NASA Administrator Bill Nelson congratulated the DART team shortly after the mission was completed, highlighting how the successful test could one day save humanity.
NASA ASTEROID MOVIE
Such a mission may evoke memories of a Hollywood disaster movie such as Armageddon, but this is very much real and could save Earth from colliding with a deadly space rock. The space probe used what is called kinetic impact, which involves sending one or more large, high-speed spacecraft into the path of an approaching near-earth object. However, scientists said the mission produced an 'ideal outcome'.īy striking Dimorphos head on, NASA hopes it pushed it into a smaller orbit, shaving 10 minutes off the time it takes to circle Didymos, which is currently 11 hours and 55 minutes. NASA will not know the results for at least another two months, after Earth-bound telescopes collect data on Dimorphos and its twin, Didymos, which the targeted asteroid orbits. Scientists believe the impact carved out a crater, hurled streams of rocks and dirt into space and, most importantly, altered the asteroid's orbit. 'Impact success!' NASA tweeted after the DART spacecraft collided with the 560 foot asteroid, around 6.7 million miles away from Earth. 'Humanity - 1, Asteroid - 0,' a commentator on the livestream said, noting how incredible it is that humans carried out such an epic mission.

Engineers and curation experts are designing specialized gloveboxes, tools, and storage containers to preserve the sample in pristine condition.NASA's DART spacecraft has completed the first planetary defense test, after it impacted the asteroid Dimorphos while traveling 14,000 miles per hour.Ĭonfirmation came seconds after the 19:14 ET (00:14 BST) collision, sparking applause among the ground team at the Johns Hopkins University Applied Physics Laboratory in Maryland. NASA's Johnson Space Center in Houston built a new curation lab specifically to store the sample. NASA is working closely with the Air Force and Army to practice capsule retrieval and transport to onsite facilities at the Utah range. With just less than a year to go, the mission team is already preparing for the sample's arrival. Credit: NASA's Goddard Space Flight Center/Scientific Visualization StudioĪsteroids can act as time capsules, preserving the earliest history of our solar system and possibly even chemical signatures of the ancestorial building blocks of life-something scientists could learn more about by studying the Bennu samples in the lab. 24, 2023, the spacecraft will go into orbit around the Sun. After releasing the sample return capsule on Sept. This video displays the orbit of OSIRIS-REx returning to Earth with its sample of asteroid Bennu.
NASA ASTEROID SERIES
A series of maneuvers beginning in July 2023 will bring OSIRIS-REx even closer, to 155 miles (250 kilometers) off the surface, close enough to release its sample capsule for a precision landing-via parachute at the Air Force's Utah Test and Training Range in the Great Salt Lake Desert.
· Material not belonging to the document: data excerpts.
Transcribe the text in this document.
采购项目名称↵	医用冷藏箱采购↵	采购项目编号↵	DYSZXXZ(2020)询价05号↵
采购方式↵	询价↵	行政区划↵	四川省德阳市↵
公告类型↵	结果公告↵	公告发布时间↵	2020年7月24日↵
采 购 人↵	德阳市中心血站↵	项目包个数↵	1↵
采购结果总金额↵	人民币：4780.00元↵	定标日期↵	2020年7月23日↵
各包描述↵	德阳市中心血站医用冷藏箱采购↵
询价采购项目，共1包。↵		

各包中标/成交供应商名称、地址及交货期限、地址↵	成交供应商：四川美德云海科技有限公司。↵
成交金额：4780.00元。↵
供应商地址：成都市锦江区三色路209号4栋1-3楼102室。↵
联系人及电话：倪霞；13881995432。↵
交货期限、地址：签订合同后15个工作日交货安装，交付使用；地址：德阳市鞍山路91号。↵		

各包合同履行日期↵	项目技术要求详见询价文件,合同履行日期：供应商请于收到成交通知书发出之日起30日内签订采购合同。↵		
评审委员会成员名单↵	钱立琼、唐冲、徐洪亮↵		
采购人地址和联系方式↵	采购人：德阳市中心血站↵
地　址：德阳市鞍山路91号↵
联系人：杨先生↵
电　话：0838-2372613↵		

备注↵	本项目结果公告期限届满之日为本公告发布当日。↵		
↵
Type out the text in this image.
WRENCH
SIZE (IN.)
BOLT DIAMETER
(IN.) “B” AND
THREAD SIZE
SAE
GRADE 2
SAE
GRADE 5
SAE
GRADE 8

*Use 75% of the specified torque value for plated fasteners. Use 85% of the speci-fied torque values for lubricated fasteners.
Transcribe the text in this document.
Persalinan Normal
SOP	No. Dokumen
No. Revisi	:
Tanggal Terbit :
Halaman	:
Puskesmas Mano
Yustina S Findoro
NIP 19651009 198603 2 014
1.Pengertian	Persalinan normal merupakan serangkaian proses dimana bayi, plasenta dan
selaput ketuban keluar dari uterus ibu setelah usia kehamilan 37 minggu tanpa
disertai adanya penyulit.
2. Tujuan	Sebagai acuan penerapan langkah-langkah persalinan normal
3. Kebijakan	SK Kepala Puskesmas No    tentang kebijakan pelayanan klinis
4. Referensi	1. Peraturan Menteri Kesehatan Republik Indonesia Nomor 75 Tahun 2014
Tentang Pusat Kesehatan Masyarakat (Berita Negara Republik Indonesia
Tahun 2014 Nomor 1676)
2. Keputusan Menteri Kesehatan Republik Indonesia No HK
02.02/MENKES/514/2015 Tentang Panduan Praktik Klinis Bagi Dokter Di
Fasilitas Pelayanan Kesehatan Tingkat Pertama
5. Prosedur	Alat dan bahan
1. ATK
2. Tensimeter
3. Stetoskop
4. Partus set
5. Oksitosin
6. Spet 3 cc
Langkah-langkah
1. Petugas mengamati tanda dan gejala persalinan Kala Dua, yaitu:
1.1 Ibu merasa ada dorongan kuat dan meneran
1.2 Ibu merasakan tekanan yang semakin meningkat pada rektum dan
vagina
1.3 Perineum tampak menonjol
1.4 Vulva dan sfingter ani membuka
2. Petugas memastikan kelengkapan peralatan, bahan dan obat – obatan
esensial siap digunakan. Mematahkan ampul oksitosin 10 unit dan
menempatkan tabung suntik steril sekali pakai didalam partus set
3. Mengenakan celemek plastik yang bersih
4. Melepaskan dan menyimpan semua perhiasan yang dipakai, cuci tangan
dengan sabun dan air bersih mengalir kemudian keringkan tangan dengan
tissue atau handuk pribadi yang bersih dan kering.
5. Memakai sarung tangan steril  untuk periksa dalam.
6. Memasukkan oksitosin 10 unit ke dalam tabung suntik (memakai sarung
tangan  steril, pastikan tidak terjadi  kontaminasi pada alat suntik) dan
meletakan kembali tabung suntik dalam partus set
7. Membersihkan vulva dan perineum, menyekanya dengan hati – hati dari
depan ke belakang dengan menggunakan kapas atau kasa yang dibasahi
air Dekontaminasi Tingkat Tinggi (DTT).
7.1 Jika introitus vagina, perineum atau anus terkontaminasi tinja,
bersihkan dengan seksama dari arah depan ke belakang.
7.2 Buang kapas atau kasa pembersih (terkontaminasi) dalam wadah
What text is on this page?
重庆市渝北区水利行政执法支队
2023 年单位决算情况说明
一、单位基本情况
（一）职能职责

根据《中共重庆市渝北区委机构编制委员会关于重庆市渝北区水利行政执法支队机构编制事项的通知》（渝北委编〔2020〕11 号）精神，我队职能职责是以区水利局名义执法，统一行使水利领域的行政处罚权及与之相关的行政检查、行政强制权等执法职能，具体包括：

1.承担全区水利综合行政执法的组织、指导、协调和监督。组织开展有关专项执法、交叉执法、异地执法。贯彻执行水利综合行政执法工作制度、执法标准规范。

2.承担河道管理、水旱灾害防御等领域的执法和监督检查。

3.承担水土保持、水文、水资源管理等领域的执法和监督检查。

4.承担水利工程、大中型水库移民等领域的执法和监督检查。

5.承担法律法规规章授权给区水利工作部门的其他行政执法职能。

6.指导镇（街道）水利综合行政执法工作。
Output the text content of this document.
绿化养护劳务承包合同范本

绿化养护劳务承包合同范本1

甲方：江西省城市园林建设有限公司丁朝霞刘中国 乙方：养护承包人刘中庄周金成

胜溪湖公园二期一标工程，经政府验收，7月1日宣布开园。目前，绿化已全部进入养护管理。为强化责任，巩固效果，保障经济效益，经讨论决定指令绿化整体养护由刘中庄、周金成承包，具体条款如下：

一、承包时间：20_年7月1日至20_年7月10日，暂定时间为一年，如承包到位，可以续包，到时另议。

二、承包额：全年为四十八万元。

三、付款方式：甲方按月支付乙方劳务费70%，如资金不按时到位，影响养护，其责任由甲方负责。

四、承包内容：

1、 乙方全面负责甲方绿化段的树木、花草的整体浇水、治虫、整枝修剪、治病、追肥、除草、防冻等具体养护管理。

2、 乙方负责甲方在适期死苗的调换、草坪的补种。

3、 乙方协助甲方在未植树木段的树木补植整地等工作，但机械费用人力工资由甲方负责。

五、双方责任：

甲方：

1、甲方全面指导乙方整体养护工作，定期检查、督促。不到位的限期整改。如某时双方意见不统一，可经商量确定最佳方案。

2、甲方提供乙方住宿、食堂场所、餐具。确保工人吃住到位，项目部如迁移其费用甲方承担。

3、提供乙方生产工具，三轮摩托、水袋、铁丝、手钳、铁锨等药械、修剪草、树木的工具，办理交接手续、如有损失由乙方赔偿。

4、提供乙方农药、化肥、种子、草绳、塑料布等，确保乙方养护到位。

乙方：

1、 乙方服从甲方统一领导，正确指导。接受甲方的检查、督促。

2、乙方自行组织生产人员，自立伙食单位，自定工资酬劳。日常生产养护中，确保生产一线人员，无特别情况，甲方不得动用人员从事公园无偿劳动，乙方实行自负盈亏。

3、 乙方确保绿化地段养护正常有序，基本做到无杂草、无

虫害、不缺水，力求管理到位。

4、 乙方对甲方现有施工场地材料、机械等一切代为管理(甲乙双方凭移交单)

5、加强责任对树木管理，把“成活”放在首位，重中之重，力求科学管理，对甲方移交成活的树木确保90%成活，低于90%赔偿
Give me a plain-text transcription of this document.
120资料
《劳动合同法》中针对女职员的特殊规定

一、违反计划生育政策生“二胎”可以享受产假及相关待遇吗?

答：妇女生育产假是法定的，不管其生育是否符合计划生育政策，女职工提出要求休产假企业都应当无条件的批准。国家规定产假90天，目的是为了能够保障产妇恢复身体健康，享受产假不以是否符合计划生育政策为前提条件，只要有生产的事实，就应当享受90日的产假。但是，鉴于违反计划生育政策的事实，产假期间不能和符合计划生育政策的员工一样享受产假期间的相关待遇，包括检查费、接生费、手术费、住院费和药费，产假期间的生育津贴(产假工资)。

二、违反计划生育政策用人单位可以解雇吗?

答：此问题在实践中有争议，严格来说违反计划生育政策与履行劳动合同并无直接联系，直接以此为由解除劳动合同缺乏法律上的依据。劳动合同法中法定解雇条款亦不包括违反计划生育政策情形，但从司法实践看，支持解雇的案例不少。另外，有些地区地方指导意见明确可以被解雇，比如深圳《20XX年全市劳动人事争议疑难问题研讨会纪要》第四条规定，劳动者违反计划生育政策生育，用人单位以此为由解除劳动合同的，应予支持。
Following this course adjustment, OSIRIS-REx would pass about 1,367 miles (2,200 kilometers) from Earth. Last month's maneuver was the first time the OSIRIS-REx team changed the spacecraft's trajectory since it left Bennu on May 10, 2021. "We have to cross Earth's orbit at the time that Earth will be at that same location." Wibben works closely with the Lockheed Martin team in Littleton, Colorado, that flies the spacecraft. To ensure a safe delivery, "Over the next year, we will gradually adjust the OSIRIS-REx trajectory to target the spacecraft closer to Earth," said Daniel Wibben, trajectory-and-maneuver design lead with KinetX Inc. "Angled too low, it will burn up in Earth's atmosphere." "If the capsule is angled too high, it will skip off the atmosphere," said Mike Moreau, OSIRIS-REx deputy project manager at NASA's Goddard Space Flight Center in Greenbelt, Maryland. The delivery itself, however, is not a simple parcel drop on Earth's front doorstep: NASA's OSIRIS-REx-formally the Origins Spectral Interpretation Resource Identification Security-Regolith Explorer-must approach Earth at a precise speed and direction to deliver its sample return capsule into Earth's atmosphere.